Con los camiones parados ante la hambruna, no pasará mucho tiempo para que empiece el baile diario de bastones, la danza donde más de uno recibe una buena ración de golpes, de insultos y de vejaciones, arduo esfuerzo para conseguir engañar el estómago en una nueva jornada de calvario. El exiguo premio es una dieta basada en un prematuramente endurecido chusco de pan y un puñado de legumbres para hervir con el agua de mar. Ese era el menú que nos ofrecía la prestigiosa cocina del estado francés, de nuestros vecinos.

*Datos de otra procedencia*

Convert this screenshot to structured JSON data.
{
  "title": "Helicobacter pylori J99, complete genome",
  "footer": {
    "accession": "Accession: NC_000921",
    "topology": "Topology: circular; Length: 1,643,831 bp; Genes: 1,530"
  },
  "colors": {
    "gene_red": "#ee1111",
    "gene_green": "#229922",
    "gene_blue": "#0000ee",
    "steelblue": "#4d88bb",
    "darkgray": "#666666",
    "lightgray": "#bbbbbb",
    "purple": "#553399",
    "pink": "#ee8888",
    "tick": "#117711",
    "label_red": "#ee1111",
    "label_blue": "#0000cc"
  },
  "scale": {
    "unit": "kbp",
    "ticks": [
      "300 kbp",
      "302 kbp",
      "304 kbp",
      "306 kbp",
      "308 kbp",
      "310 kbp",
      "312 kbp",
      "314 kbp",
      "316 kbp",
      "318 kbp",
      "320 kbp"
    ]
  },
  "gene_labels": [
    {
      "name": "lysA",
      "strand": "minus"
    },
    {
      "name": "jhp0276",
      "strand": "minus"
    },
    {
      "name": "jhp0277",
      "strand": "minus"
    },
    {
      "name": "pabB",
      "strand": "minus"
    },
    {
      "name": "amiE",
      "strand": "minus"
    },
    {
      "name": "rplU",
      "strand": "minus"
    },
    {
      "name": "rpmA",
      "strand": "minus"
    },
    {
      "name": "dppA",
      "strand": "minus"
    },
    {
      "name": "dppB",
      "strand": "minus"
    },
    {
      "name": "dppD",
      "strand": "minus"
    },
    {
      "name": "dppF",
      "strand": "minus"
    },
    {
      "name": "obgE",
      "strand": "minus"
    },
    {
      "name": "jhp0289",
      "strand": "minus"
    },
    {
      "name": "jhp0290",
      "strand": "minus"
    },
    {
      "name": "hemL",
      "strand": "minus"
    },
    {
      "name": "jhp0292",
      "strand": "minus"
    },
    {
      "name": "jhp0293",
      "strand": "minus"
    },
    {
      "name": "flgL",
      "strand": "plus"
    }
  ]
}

A mis dieciocho años, y a pesar de arrastrar una anemia crónica en el tiempo, tras los tres años de guerra y un recién y forzado exilio… Pero la juventud y fortaleza hacen que mi esperanza de vida sea superior a la media del campo, a la media de la puñetera playa. Paso las horas muertas alimentando la supervivencia en el recuerdo de mi infancia, de mis padres, el pueblo, el colegio y mis amigas,
—¿Qué habrá sido de ellas? –De esa manera me aíslo del sufrimiento propio, y del que me envuelve, que en realidad es el mismo, es un tormento compartido. No puedo dejar de recordar, he de agarrarme al hilo de vida que me ofrece la memoria, y la fortaleza de ella me salvará, como así fue.

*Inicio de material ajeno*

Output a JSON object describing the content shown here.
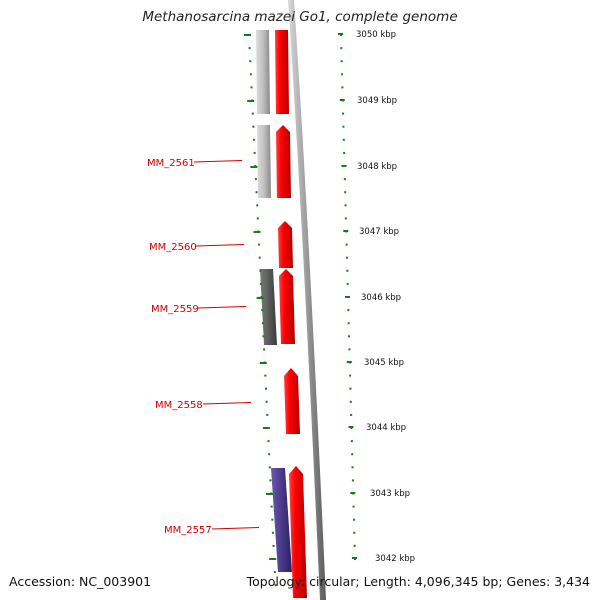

Han pasado cincuenta y tantos años, no me apetece ni contarlos exactamente. ¿Para que? Nadie se acuerda ya de la playa de los españoles, ni a nadie parece importarle. Pero lo cierto es que todos los que pasamos por allí tenemos una historia que contar, nuestra historia, aunque para la historia oficial solo somos números, hechos irrelevantes en el conjunto de la historia. Por la parte que me toca, por no saber, no sé ni qué número soy de los cien mil «internados» que se calculan que estuvimos en la puñetera playa de Argeles.